Back in 1993 and 94, I worked for a then-well-known software company called FTP Software. Their business was TCP/IP stacks and applications. (Bear in mind that the first web browser — Mosaic — hit the market in 1993, so back then the ‘net meant nothing to the average consumer.)
We went to Microsoft in April of 1994, to an interop testing event held by Microsoft called the PPP-a-thon. The idea was that you got all the coders, with their live code, into a room, and made sure everybody could talk to everybody else (which included not only dialup PPP, but also PPP over a variety of things like X.25, hard-wired T1s, etc.). PPP was still a fairly new spec at that point, and much more complex than SLIP.

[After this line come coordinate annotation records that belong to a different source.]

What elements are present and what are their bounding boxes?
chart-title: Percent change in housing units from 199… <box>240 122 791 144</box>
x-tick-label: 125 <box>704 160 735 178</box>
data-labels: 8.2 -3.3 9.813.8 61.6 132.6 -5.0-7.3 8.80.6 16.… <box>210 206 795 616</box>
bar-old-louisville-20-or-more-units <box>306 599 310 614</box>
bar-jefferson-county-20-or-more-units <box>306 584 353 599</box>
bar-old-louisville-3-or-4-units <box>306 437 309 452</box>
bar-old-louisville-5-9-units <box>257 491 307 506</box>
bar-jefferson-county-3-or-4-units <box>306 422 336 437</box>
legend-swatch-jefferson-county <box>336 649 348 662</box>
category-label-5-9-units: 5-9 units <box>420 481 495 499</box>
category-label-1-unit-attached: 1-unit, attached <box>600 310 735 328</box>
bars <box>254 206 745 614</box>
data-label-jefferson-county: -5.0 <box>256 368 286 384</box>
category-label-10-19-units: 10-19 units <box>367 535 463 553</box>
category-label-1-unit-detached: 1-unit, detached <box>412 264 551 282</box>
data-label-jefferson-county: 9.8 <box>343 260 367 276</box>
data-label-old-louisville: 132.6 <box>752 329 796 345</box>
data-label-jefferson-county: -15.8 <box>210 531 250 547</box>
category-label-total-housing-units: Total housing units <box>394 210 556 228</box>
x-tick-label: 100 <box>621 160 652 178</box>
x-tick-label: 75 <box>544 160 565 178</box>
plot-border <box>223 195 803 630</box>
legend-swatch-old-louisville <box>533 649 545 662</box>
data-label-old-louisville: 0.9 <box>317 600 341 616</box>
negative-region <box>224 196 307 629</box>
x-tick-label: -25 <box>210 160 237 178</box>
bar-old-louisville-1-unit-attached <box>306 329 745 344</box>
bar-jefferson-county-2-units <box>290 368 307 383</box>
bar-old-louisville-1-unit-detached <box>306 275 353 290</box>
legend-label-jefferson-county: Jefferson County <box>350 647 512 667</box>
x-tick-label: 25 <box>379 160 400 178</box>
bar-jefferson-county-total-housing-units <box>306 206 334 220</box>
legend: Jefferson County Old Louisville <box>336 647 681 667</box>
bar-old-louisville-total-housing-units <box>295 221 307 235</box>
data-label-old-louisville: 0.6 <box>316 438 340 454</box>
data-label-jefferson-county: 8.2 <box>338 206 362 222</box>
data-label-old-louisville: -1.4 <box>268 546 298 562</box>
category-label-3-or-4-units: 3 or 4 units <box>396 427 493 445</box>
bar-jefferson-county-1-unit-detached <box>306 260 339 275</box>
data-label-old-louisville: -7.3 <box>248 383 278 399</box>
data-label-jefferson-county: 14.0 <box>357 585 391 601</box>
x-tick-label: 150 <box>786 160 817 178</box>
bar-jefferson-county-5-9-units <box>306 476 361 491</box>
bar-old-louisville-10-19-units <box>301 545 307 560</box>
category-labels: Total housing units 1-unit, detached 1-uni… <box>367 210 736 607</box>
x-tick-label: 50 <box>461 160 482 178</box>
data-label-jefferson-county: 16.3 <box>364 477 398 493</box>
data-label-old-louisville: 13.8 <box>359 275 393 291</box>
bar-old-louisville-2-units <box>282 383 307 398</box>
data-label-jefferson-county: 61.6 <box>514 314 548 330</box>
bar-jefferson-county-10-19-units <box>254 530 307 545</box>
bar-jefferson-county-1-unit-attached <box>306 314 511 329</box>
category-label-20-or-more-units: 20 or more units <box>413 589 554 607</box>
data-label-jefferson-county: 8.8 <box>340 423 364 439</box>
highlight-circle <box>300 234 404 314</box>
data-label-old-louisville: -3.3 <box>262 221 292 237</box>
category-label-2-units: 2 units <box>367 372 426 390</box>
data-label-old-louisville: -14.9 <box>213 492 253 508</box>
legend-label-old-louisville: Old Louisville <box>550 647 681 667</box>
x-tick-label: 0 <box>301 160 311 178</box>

As I tested our interop against the Microsoft dialup PPP support in Chicago — which became Windows 95 — I remember a conversation with their lead engineer (I seem to recall his name was Andy, and he wore cowboy boots; strange the things you remember). He told me that the interop was very important for the community, because Microsoft, even in 1994, was quite the software juggernaut. Any flaws in their PPP software would become the new de-facto standards.
He was right. Even 9 years ago, Microsoft’s bugs could become next week’s new standards, just by virtue of the number of people using it. And there’s another moral here, too: not everybody at Microsoft was (or is) anti-standards. Microsoft is a bunch of individuals as much as it is a giant corporate machine… maybe even more so.